Getting Really Current

I should probably rewrite the clock in Python.

  • Python now has a mature library for talking to Raspberry Pi GPIO. It’s clean and simple.
  • Python has always had better Google integration, courtesy of Google. It would a pleasure to switch to this.
  • I had already written Python bindings to talk to the LCD daemon. I don’t remember doing that, but apparently this is not the first time I’ve considered doing a Python rewrite.
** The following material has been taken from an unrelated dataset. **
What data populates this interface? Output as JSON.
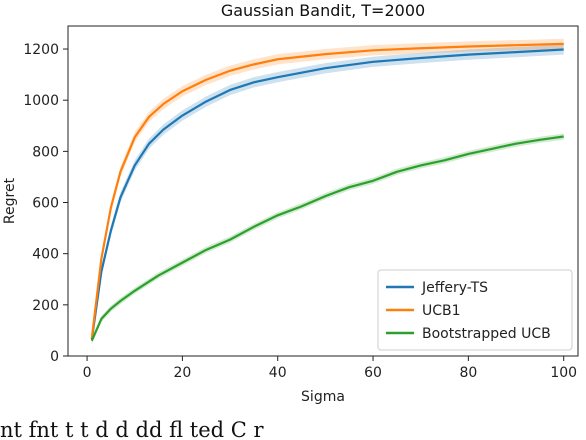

But there are two roadblocks. First, technically, being a clock, this code is time-sensitive, and so the Perl version has multiple threads. There is basically a thread that increments every second and various worker threads. The modern Pythonic way to accomplish the same thing (without threads — which Python has never done well and never will) is to use asyncio. Not to get into the details too deep, but I have some issues with asyncio. It’s complicated and it requires an all-or-nothing approach. Your whole program, even the non async parts need to be asyncio-ified, because they will otherwise block the parts that are.

Second, I just don’t want to. Writing code that does the same thing as other code is no fun.

Alas

Anyway, today my alarm clock works exactly as it did in 2011, but it is running on a current version of Perl with current libraries on a current OS. It only took me the better part of my weekend. 🙁

Whose going to do this for the IOT power outlet or window shade controller you bought at Fry’s?